Directions: Jennie C. Jones: Higher Resonance
May 16–Oct 27, 2013
The artist in the installation of Directions: Jennie C. Jones: Higher Resonance. Photo: Cathy Carver
Music, art history, and African American culture intermingle in the art of Jennie C. Jones (American, b. 1968, Cincinnati, Ohio; lives and works in Brooklyn, New York), who creates audio collages, paintings, sculptures, and works on paper that explore the formal and conceptual junctures between modernist abstraction and black avant-garde music, particularly jazz. Repurposing what she terms “the physical residue of music”—the devices and packaging that structure listening, such as headphones, audiotape, and cassette cases—Jones has produced readymade sculptures that reflect upon the passage from analog to digital while also highlighting an abstract vocabulary that links these functional objects to modern art ranging from Russian Constructivism to Minimalism. She also has created innovative sound works that recompose historical recordings by black composers and performers through microsampling, a digital editing methodology that extracts individual notes and short phrases and then recombines them using looping, stretching, and repetition, as well as the addition of silent expanses. The resulting audio collages encourage us to imagine a more subtle and complicated relationship between dominant and African American modernisms.

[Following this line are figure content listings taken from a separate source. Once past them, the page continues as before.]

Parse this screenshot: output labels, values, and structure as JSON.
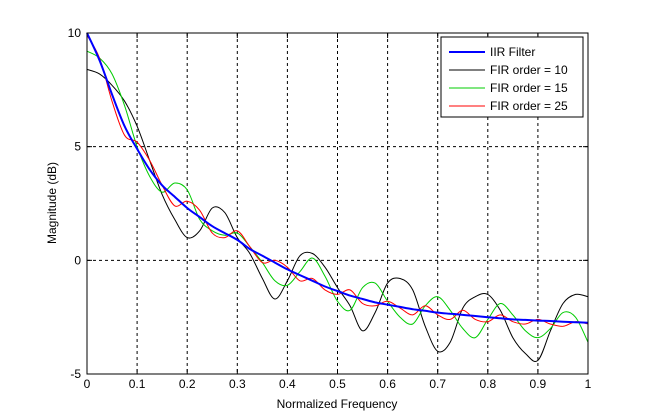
{
  "chart_data": {
    "type": "line",
    "title": "",
    "xlabel": "Normalized Frequency",
    "ylabel": "Magnitude (dB)",
    "xlim": [
      0,
      1
    ],
    "ylim": [
      -5,
      10
    ],
    "x_ticks": [
      "0",
      "0.1",
      "0.2",
      "0.3",
      "0.4",
      "0.5",
      "0.6",
      "0.7",
      "0.8",
      "0.9",
      "1"
    ],
    "y_ticks": [
      "-5",
      "0",
      "5",
      "10"
    ],
    "grid": true,
    "legend_position": "top-right",
    "x": [
      0,
      0.025,
      0.05,
      0.075,
      0.1,
      0.125,
      0.15,
      0.175,
      0.2,
      0.225,
      0.25,
      0.275,
      0.3,
      0.325,
      0.35,
      0.375,
      0.4,
      0.425,
      0.45,
      0.475,
      0.5,
      0.525,
      0.55,
      0.575,
      0.6,
      0.625,
      0.65,
      0.675,
      0.7,
      0.725,
      0.75,
      0.775,
      0.8,
      0.825,
      0.85,
      0.875,
      0.9,
      0.925,
      0.95,
      0.975,
      1
    ],
    "series": [
      {
        "name": "IIR Filter",
        "color": "#0000ff",
        "width": 2,
        "values": [
          10.0,
          8.8,
          7.3,
          5.9,
          4.9,
          4.0,
          3.3,
          2.8,
          2.3,
          1.9,
          1.5,
          1.2,
          0.9,
          0.5,
          0.2,
          -0.1,
          -0.4,
          -0.65,
          -0.9,
          -1.15,
          -1.35,
          -1.55,
          -1.7,
          -1.85,
          -1.95,
          -2.05,
          -2.15,
          -2.22,
          -2.3,
          -2.35,
          -2.4,
          -2.45,
          -2.5,
          -2.55,
          -2.6,
          -2.62,
          -2.65,
          -2.67,
          -2.7,
          -2.72,
          -2.75
        ]
      },
      {
        "name": "FIR order = 10",
        "color": "#000000",
        "width": 1,
        "values": [
          8.4,
          8.2,
          7.7,
          7.0,
          5.9,
          4.4,
          2.9,
          1.8,
          1.0,
          1.3,
          2.3,
          2.1,
          1.0,
          0.3,
          -0.8,
          -1.7,
          -0.9,
          0.2,
          0.3,
          -0.3,
          -1.2,
          -2.0,
          -3.1,
          -2.3,
          -1.0,
          -0.8,
          -1.3,
          -2.9,
          -4.0,
          -3.6,
          -2.1,
          -1.6,
          -1.5,
          -2.2,
          -3.4,
          -4.1,
          -4.4,
          -3.1,
          -1.9,
          -1.5,
          -1.6
        ]
      },
      {
        "name": "FIR order = 15",
        "color": "#00cc00",
        "width": 1,
        "values": [
          9.2,
          8.9,
          8.2,
          6.8,
          5.0,
          3.7,
          3.0,
          3.4,
          3.1,
          1.8,
          1.3,
          1.1,
          1.2,
          0.6,
          -0.1,
          -0.9,
          -1.1,
          -0.5,
          0.1,
          -0.7,
          -1.8,
          -2.2,
          -1.2,
          -1.0,
          -1.8,
          -2.5,
          -2.8,
          -2.0,
          -1.6,
          -2.2,
          -3.0,
          -3.4,
          -2.6,
          -1.9,
          -2.4,
          -3.1,
          -3.4,
          -3.0,
          -2.3,
          -2.5,
          -3.6
        ]
      },
      {
        "name": "FIR order = 25",
        "color": "#ff0000",
        "width": 1,
        "values": [
          9.9,
          8.9,
          7.0,
          5.5,
          5.2,
          4.4,
          3.3,
          2.4,
          2.6,
          2.2,
          1.2,
          1.0,
          1.3,
          0.6,
          -0.1,
          0.0,
          -0.3,
          -0.9,
          -0.8,
          -1.3,
          -1.5,
          -1.3,
          -1.9,
          -2.0,
          -1.8,
          -2.1,
          -2.4,
          -2.0,
          -2.4,
          -2.6,
          -2.2,
          -2.6,
          -2.7,
          -2.4,
          -2.7,
          -2.8,
          -2.6,
          -2.8,
          -2.9,
          -2.7,
          -2.8
        ]
      }
    ]
  }
}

Higher Resonance was an immersive installation that reflected the extension of Jones’s practice to include acoustics and architecture. Riffing on the Hirshhorn’s iconic round structure, Higher Resonance featured an acoustic intervention that took the form of a listening area shaped by a new offset wall mirroring the curve of the existing gallery space. Carefully interspersed along the walls were Jones’s Acoustic Paintings, rectangular monochromatic panels constructed from industrial soundproofing materials. The Acoustic Paintings, even as they visually reference the graphic forms of both musical notation and Minimalist art, challenge a key painting precept by shaping the sound to envelop the listener. The project’s sound component explored the myriad cultural connotations of abstraction’s transcendence through samples of African American avant-garde music from the 1970s to the present, including the work of composers and performers such as Olly Wilson, Alvin Singleton, Wendell Logan, the Art Ensemble of Chicago, Rahsaan Roland Kirk, and Alice Coltrane.

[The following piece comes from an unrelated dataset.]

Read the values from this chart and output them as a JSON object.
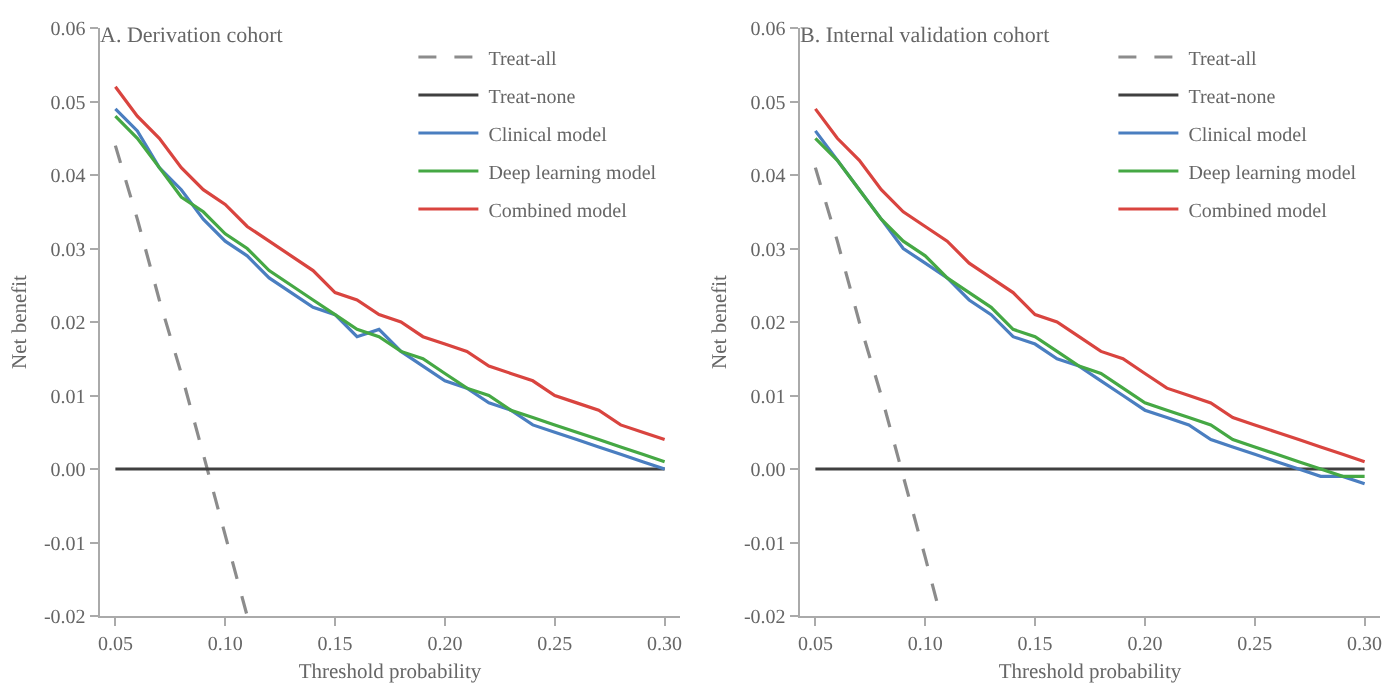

Directions: Jennie C. Jones: Higher Resonance was organized by associate curator Evelyn Hankins. Major funding for Directions was provided by Altria Group, with additional support from the Herb Alpert Foundation.

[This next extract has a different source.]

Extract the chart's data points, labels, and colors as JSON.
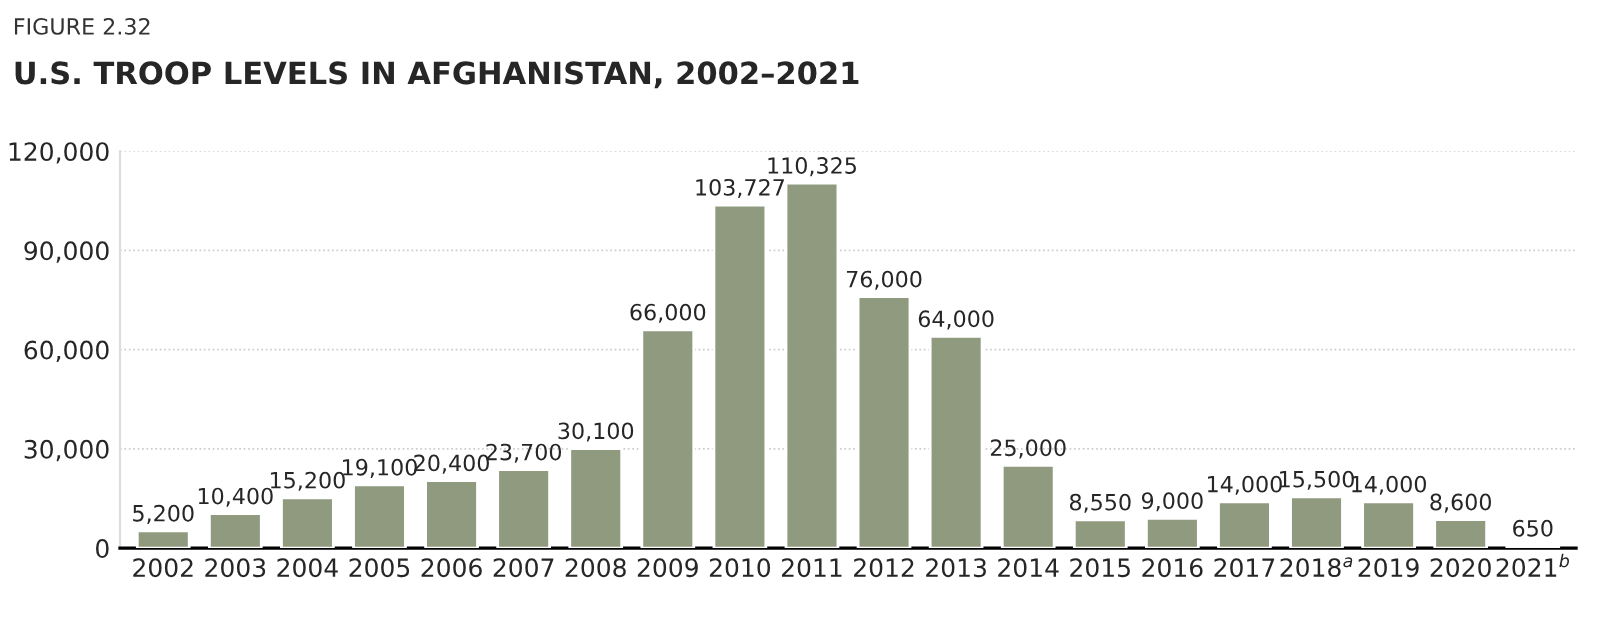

Jennie C. Jones on WNYC Radio’s Soundcheck
Wednesday, January 30, 2013
About the Directions Series
Since its opening in 1974, the Hirshhorn has been committed to providing a platform for the artists of today. Directions, established in 1979 as a group installation and transformed in 1987 to highlight the work of a single artist or paired artists, has been a longstanding hallmark of the Museum’s exhibition program and partnership with living artists. Bringing a diverse range of emerging and established artists from around the world to Washington, the series provides a prominent space on the National Mall for new work and new ideas.